Monday, November 1, 2010

Thinking have always been my longest part-time job

Sometimes I think I'm over-complicating my already complicated life with all this thinking. But like a person who have a religion, I too have very strong faith in myself that one hard day today of now will make one better day of tomorrow, later.

If by any call of fate my life would end prematurely, all of it would have gone to waste but I can take consolation in knowing I wouldn't even know. Cool yeah?

Some people thinks that since tomorrow is uncertain why spend today's resources for uncertainty. True, in going with that thinking also gone is hope, the walking dream. To me, a person without hope and a dream doesn't deserve a future, more like meaning in living in the past they should just stop living.

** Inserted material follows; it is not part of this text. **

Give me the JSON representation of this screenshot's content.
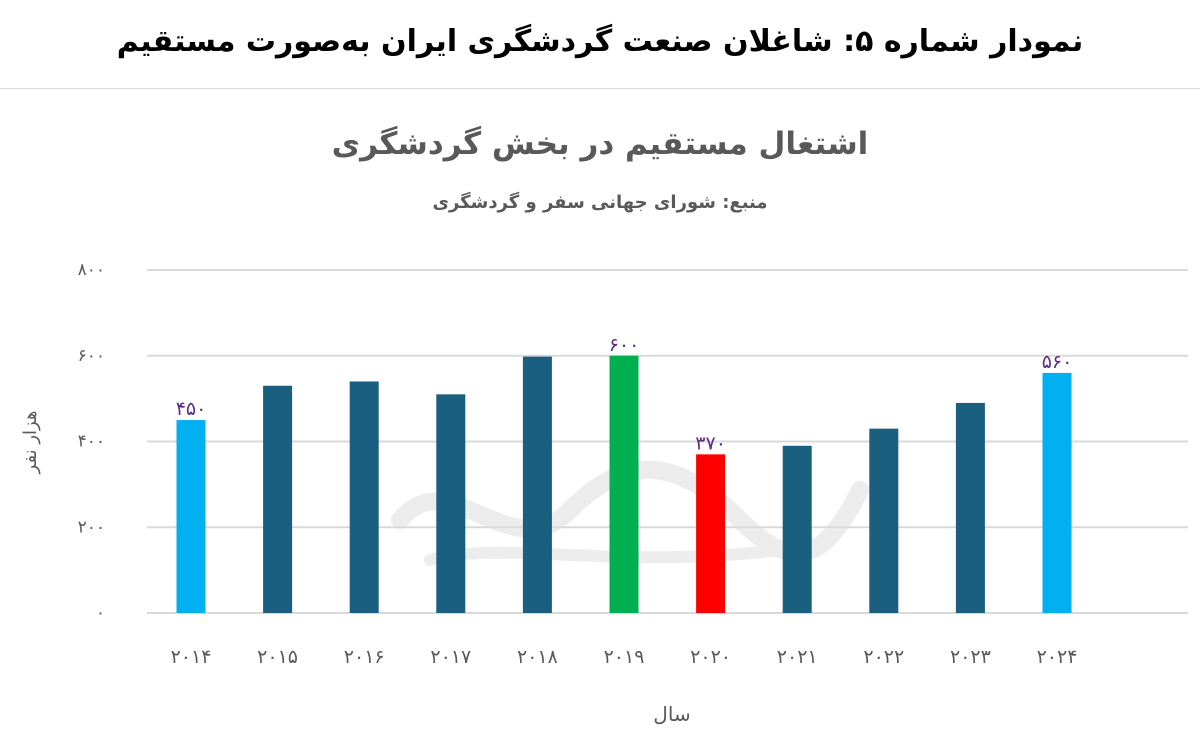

In reality everyone have a dream, it's just a matter of what size it is in comparison to everyone's.

A flashback to share- when I was younger during my early primary school days I would spend my time sitting on the table and just look into the thin air. According to my parents, that's what I do all the time. I don't quite remember about it but I believe my mind have been developing ever since young. Gradually school became tougher and required more attention till there's no more to give. A childhood state halted for 10 long years before I rediscover it once again after my O'levels.

I also think I've found another link between the growth of myself attributed to my family background. For the past forever that I can ever remember, my mother have been working as an accountant at a well off private construction company. The hours committed are long but what's more impressive is the years committed to that hours which is even longer. She's been working there forever, literally and she enjoys it.

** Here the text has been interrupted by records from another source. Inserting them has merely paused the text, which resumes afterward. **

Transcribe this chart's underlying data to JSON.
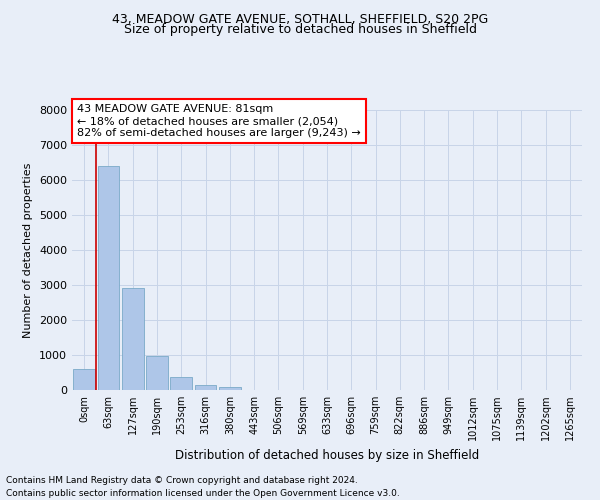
{
  "title_line1": "43, MEADOW GATE AVENUE, SOTHALL, SHEFFIELD, S20 2PG",
  "title_line2": "Size of property relative to detached houses in Sheffield",
  "xlabel": "Distribution of detached houses by size in Sheffield",
  "ylabel": "Number of detached properties",
  "footnote1": "Contains HM Land Registry data © Crown copyright and database right 2024.",
  "footnote2": "Contains public sector information licensed under the Open Government Licence v3.0.",
  "bar_labels": [
    "0sqm",
    "63sqm",
    "127sqm",
    "190sqm",
    "253sqm",
    "316sqm",
    "380sqm",
    "443sqm",
    "506sqm",
    "569sqm",
    "633sqm",
    "696sqm",
    "759sqm",
    "822sqm",
    "886sqm",
    "949sqm",
    "1012sqm",
    "1075sqm",
    "1139sqm",
    "1202sqm",
    "1265sqm"
  ],
  "bar_values": [
    600,
    6400,
    2920,
    970,
    360,
    150,
    80,
    0,
    0,
    0,
    0,
    0,
    0,
    0,
    0,
    0,
    0,
    0,
    0,
    0,
    0
  ],
  "bar_color": "#aec6e8",
  "bar_edge_color": "#7aaac8",
  "vline_x": 0.5,
  "annotation_text": "43 MEADOW GATE AVENUE: 81sqm\n← 18% of detached houses are smaller (2,054)\n82% of semi-detached houses are larger (9,243) →",
  "annotation_box_color": "white",
  "annotation_box_edge_color": "red",
  "ylim": [
    0,
    8000
  ],
  "yticks": [
    0,
    1000,
    2000,
    3000,
    4000,
    5000,
    6000,
    7000,
    8000
  ],
  "grid_color": "#c8d4e8",
  "background_color": "#e8eef8",
  "vline_color": "#cc0000",
  "fig_width": 6.0,
  "fig_height": 5.0,
  "title1_fontsize": 9,
  "title2_fontsize": 9,
  "annotation_fontsize": 8,
  "ylabel_fontsize": 8,
  "xlabel_fontsize": 8.5,
  "footnote_fontsize": 6.5,
  "ytick_fontsize": 8,
  "xtick_fontsize": 7
}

I've often believed the main reason she wakes herself up 5.30am every morning and bring herself to work is in knowing every one hard day she goes through is every one less hard day each of her three kids will have to go through in their later life. Maybe true; I have never known for sure because like me, my mum is very reserved at revealing her true principles of life.

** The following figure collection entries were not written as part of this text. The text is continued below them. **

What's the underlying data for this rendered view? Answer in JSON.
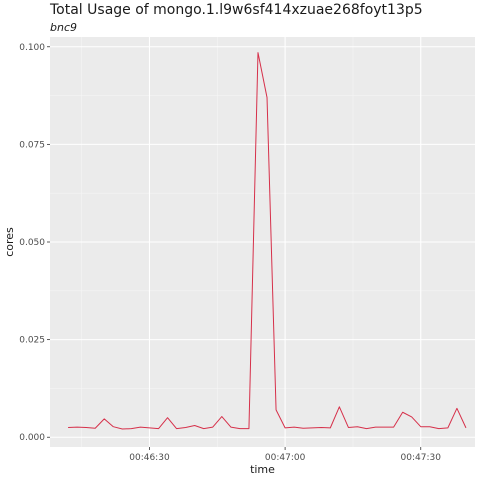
{
  "chart_data": {
    "type": "line",
    "title": "Total Usage of mongo.1.l9w6sf414xzuae268foyt13p5",
    "subtitle": "bnc9",
    "xlabel": "time",
    "ylabel": "cores",
    "xlim": [
      "00:46:08",
      "00:47:42"
    ],
    "ylim": [
      -0.0025,
      0.1025
    ],
    "x_ticks": [
      "00:46:30",
      "00:47:00",
      "00:47:30"
    ],
    "y_ticks": [
      "0.000",
      "0.025",
      "0.050",
      "0.075",
      "0.100"
    ],
    "grid": true,
    "line_color": "#d6304a",
    "panel_background": "#ebebeb",
    "series": [
      {
        "x": [
          "00:46:12",
          "00:46:14",
          "00:46:16",
          "00:46:18",
          "00:46:20",
          "00:46:22",
          "00:46:24",
          "00:46:26",
          "00:46:28",
          "00:46:30",
          "00:46:32",
          "00:46:34",
          "00:46:36",
          "00:46:38",
          "00:46:40",
          "00:46:42",
          "00:46:44",
          "00:46:46",
          "00:46:48",
          "00:46:50",
          "00:46:52",
          "00:46:54",
          "00:46:56",
          "00:46:58",
          "00:47:00",
          "00:47:02",
          "00:47:04",
          "00:47:06",
          "00:47:08",
          "00:47:10",
          "00:47:12",
          "00:47:14",
          "00:47:16",
          "00:47:18",
          "00:47:20",
          "00:47:22",
          "00:47:24",
          "00:47:26",
          "00:47:28",
          "00:47:30",
          "00:47:32",
          "00:47:34",
          "00:47:36",
          "00:47:38",
          "00:47:40"
        ],
        "values": [
          0.0025,
          0.0026,
          0.0025,
          0.0023,
          0.0047,
          0.0027,
          0.0021,
          0.0022,
          0.0026,
          0.0024,
          0.0022,
          0.005,
          0.0022,
          0.0025,
          0.003,
          0.0022,
          0.0026,
          0.0053,
          0.0026,
          0.0022,
          0.0022,
          0.0985,
          0.087,
          0.007,
          0.0024,
          0.0026,
          0.0023,
          0.0024,
          0.0025,
          0.0024,
          0.0078,
          0.0025,
          0.0027,
          0.0022,
          0.0026,
          0.0026,
          0.0026,
          0.0064,
          0.0052,
          0.0027,
          0.0027,
          0.0022,
          0.0024,
          0.0074,
          0.0024
        ]
      }
    ]
  }
}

The connection here is that she holds a faith in her and that faith alone keeps her going on and on, for the past 20 years. Of working from the end backwards and the front forwards simultaneously. Very wonderful stuff indeed. As for me I'm applying that lesson and taking it one step further by applying it in life not just in work for family.

Everyday spent thinking about the tackling the future brings me one step closer to something, something I haven't found out yet even now. Isn't this what faith is about?